A novel tissue engineering based endovascular aneurysm repair using electrospun scaffolds

Abdominal Aortic Aneurysms (AAA) consist of a dilation of the sub-renal aorta such that it is at least 150% of the original diameter. These aneurysms occur predominately in males at least 65 years of age and are generally asymptomatic. As the vessel dilates, there is an increased incidence of rupture. If rupture occurs, most individuals die before reaching the hospital. Therefore, it is critical to detect and treat these aneurysms before they rupture. Endovascular Aneurysm Repair (EVAR) is one of the two techniques used to treat an AAA and consists of inserting a graft through the femoral artery and positioning it over the dilation. The graft is deployed so that it barricades the aneurysmal sac from the blood flow while providing a viable conduit for blood flow.

While most current grafts consist of bioinert materials, the purpose of this study is to examine the feasibility of using a bioresorbable tissue engineering scaffold. A tissue engineering scaffold for aneurysm repair (TESAR) would promote cell attachment, infiltration and organization while acting as a typical EVAR graft. Hypothetically, a new aortic tissue wall could be formed and then the TESAR would bioresorb. The benefits of such a device may include better apposition to the native wall to reduce the incidence of endoleaks and the reduction of foreign materials implanted. A tissue engineering repair may also prove beneficial for diverse anatomical structures and allow appropriate remodeling.

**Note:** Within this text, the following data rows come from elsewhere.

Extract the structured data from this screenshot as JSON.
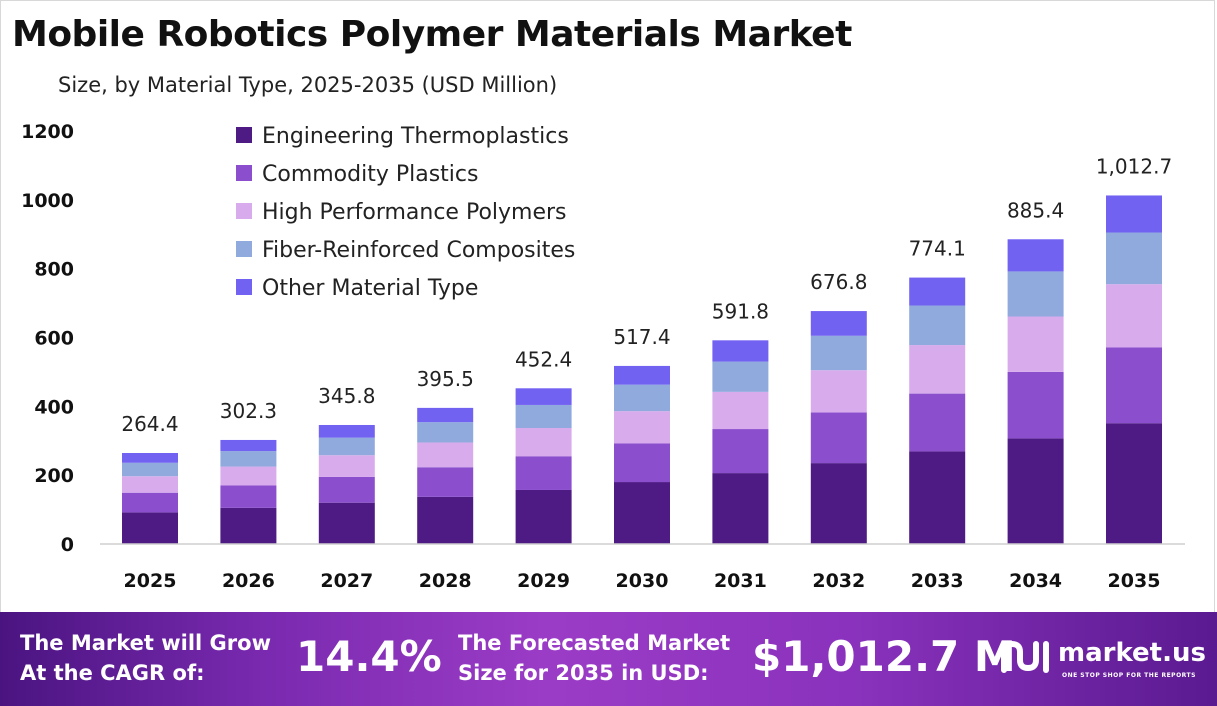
{
  "title": "Mobile Robotics Polymer Materials Market",
  "subtitle": "Size, by Material Type, 2025-2035 (USD Million)",
  "colors": {
    "engineering_thermoplastics": "#4e1a84",
    "commodity_plastics": "#8b4fce",
    "high_performance_polymers": "#d8acec",
    "fiber_reinforced_composites": "#90aade",
    "other_material_type": "#7262f2"
  },
  "chart_data": {
    "type": "bar",
    "stacked": true,
    "categories": [
      "2025",
      "2026",
      "2027",
      "2028",
      "2029",
      "2030",
      "2031",
      "2032",
      "2033",
      "2034",
      "2035"
    ],
    "totals": [
      264.4,
      302.3,
      345.8,
      395.5,
      452.4,
      517.4,
      591.8,
      676.8,
      774.1,
      885.4,
      1012.7
    ],
    "total_labels": [
      "264.4",
      "302.3",
      "345.8",
      "395.5",
      "452.4",
      "517.4",
      "591.8",
      "676.8",
      "774.1",
      "885.4",
      "1,012.7"
    ],
    "series": [
      {
        "name": "Engineering Thermoplastics",
        "color": "#4e1a84",
        "values": [
          92,
          105,
          120,
          137,
          157,
          180,
          206,
          235,
          269,
          307,
          351
        ]
      },
      {
        "name": "Commodity Plastics",
        "color": "#8b4fce",
        "values": [
          57,
          65,
          75,
          86,
          98,
          112,
          128,
          147,
          168,
          193,
          220
        ]
      },
      {
        "name": "High Performance Polymers",
        "color": "#d8acec",
        "values": [
          48,
          55,
          63,
          72,
          82,
          94,
          108,
          123,
          141,
          161,
          184
        ]
      },
      {
        "name": "Fiber-Reinforced Composites",
        "color": "#90aade",
        "values": [
          39,
          45,
          51,
          59,
          67,
          77,
          88,
          100,
          115,
          131,
          150
        ]
      },
      {
        "name": "Other Material Type",
        "color": "#7262f2",
        "values": [
          28.4,
          32.3,
          36.8,
          41.5,
          48.4,
          54.4,
          61.8,
          71.8,
          81.1,
          93.4,
          107.7
        ]
      }
    ],
    "ylim": [
      0,
      1200
    ],
    "yticks": [
      0,
      200,
      400,
      600,
      800,
      1000,
      1200
    ],
    "legend_position": "top-left",
    "grid": false
  },
  "footer": {
    "cagr_line1": "The Market will Grow",
    "cagr_line2": "At the CAGR of:",
    "cagr_value": "14.4%",
    "forecast_line1": "The Forecasted Market",
    "forecast_line2": "Size for 2035 in USD:",
    "forecast_value": "$1,012.7 M",
    "logo_name": "market.us",
    "logo_tagline": "ONE STOP SHOP FOR THE REPORTS"
  }
}
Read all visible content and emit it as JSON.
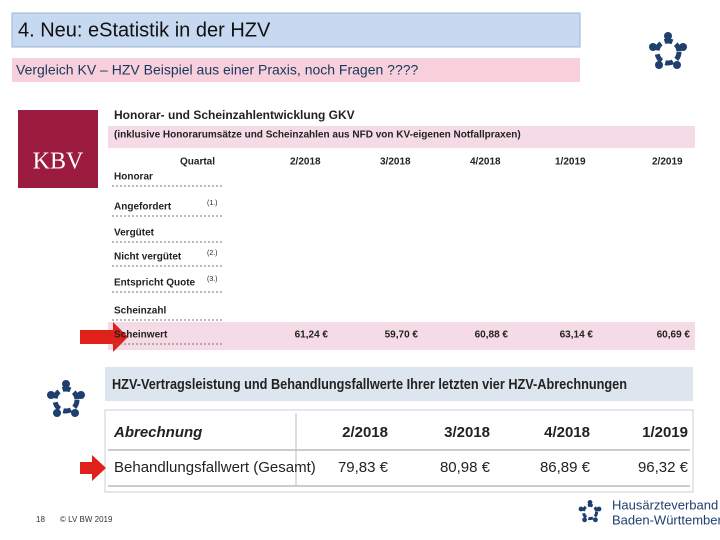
{
  "header": {
    "title": "4. Neu: eStatistik in der HZV",
    "subtitle": "Vergleich KV – HZV  Beispiel aus einer Praxis, noch Fragen ????"
  },
  "logo": {
    "text": "KBV"
  },
  "table1": {
    "title": "Honorar- und Scheinzahlentwicklung GKV",
    "subtitle": "(inklusive Honorarumsätze und Scheinzahlen aus NFD von KV-eigenen Notfallpraxen)",
    "columns": [
      "Quartal",
      "2/2018",
      "3/2018",
      "4/2018",
      "1/2019",
      "2/2019"
    ],
    "rows": [
      {
        "label": "Honorar"
      },
      {
        "label": "Angefordert",
        "note": "(1.)"
      },
      {
        "label": "Vergütet"
      },
      {
        "label": "Nicht vergütet",
        "note": "(2.)"
      },
      {
        "label": "Entspricht Quote",
        "note": "(3.)"
      },
      {
        "label": "Scheinzahl"
      },
      {
        "label": "Scheinwert",
        "values": [
          "61,24 €",
          "59,70 €",
          "60,88 €",
          "63,14 €",
          "60,69 €"
        ]
      }
    ]
  },
  "table2": {
    "title": "HZV-Vertragsleistung und Behandlungsfallwerte Ihrer letzten vier HZV-Abrechnungen",
    "columns": [
      "Abrechnung",
      "2/2018",
      "3/2018",
      "4/2018",
      "1/2019"
    ],
    "rows": [
      {
        "label": "Behandlungsfallwert (Gesamt)",
        "values": [
          "79,83 €",
          "80,98 €",
          "86,89 €",
          "96,32 €"
        ]
      }
    ]
  },
  "footer": {
    "page": "18",
    "copyright": "© LV BW 2019",
    "org": [
      "Hausärzteverband",
      "Baden-Württemberg"
    ]
  }
}
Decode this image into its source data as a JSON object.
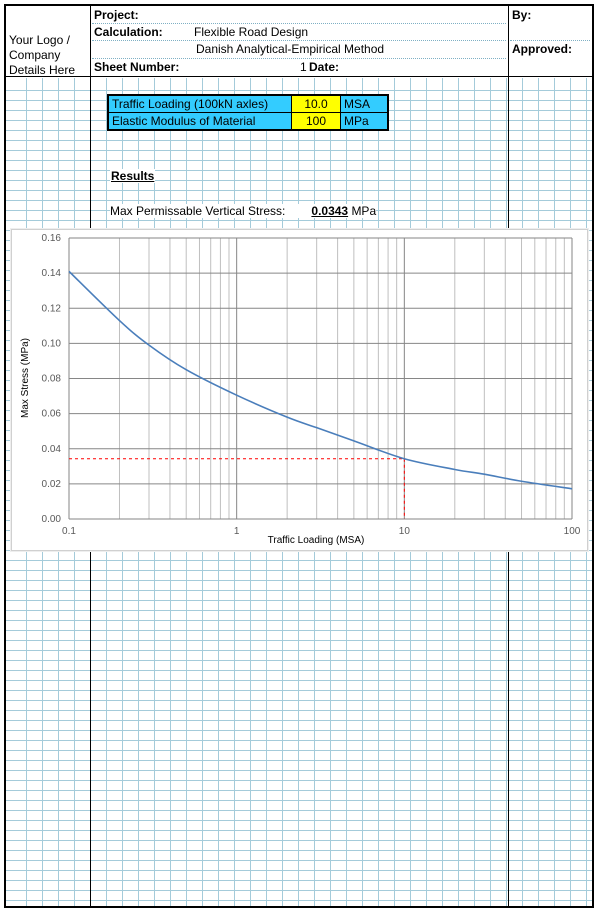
{
  "header": {
    "project_label": "Project:",
    "calculation_label": "Calculation:",
    "calculation_value_1": "Flexible Road Design",
    "calculation_value_2": "Danish Analytical-Empirical Method",
    "sheet_number_label": "Sheet Number:",
    "sheet_number_value": "1",
    "date_label": "Date:",
    "by_label": "By:",
    "approved_label": "Approved:",
    "logo_text": [
      "Your Logo /",
      "Company",
      "Details Here"
    ]
  },
  "inputs": [
    {
      "label": "Traffic Loading (100kN axles)",
      "value": "10.0",
      "unit": "MSA"
    },
    {
      "label": "Elastic Modulus of Material",
      "value": "100",
      "unit": "MPa"
    }
  ],
  "results": {
    "heading": "Results",
    "max_stress_label": "Max Permissable Vertical Stress:",
    "max_stress_value": "0.0343",
    "max_stress_unit": "MPa"
  },
  "colors": {
    "input_label_bg": "#33ccff",
    "input_value_bg": "#ffff00",
    "series": "#4a7ebb",
    "marker": "#ff0000"
  },
  "chart_data": {
    "type": "line",
    "title": "",
    "xlabel": "Traffic Loading (MSA)",
    "ylabel": "Max Stress (MPa)",
    "x_scale": "log",
    "xlim": [
      0.1,
      100
    ],
    "ylim": [
      0,
      0.16
    ],
    "x_ticks": [
      "0.1",
      "1",
      "10",
      "100"
    ],
    "y_ticks": [
      "0.00",
      "0.02",
      "0.04",
      "0.06",
      "0.08",
      "0.10",
      "0.12",
      "0.14",
      "0.16"
    ],
    "grid": true,
    "series": [
      {
        "x": [
          0.1,
          0.2,
          0.3,
          0.5,
          1,
          2,
          3,
          5,
          10,
          20,
          30,
          50,
          100
        ],
        "y": [
          0.141,
          0.113,
          0.099,
          0.085,
          0.0705,
          0.058,
          0.052,
          0.0445,
          0.0343,
          0.0282,
          0.0255,
          0.0215,
          0.0172
        ]
      }
    ],
    "marker": {
      "x": 10,
      "y": 0.0343
    }
  }
}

The results of this study include a novel scaffold graft which may be a viable option for use in AAA repair based on the mechanical properties, in vitro cell response and in vivo implantation of the device. Studies determined appropriate manufacturing parameters for viable physical characteristics. In vitro studies using human aortic endothelial cells and human aortic smooth muscle cells in both static and dynamic culture environments demonstrated appropriate cell attachment and infiltration. The TESAR which was developed demonstrated promising results in a surgical swine AAA model in which an endothelium was present at 28 days and smooth muscle cells had infiltrated and began to organize within the TESAR material. In addition, the TESAR material was well adhered to the aorta wall and no thrombotic events were apparent.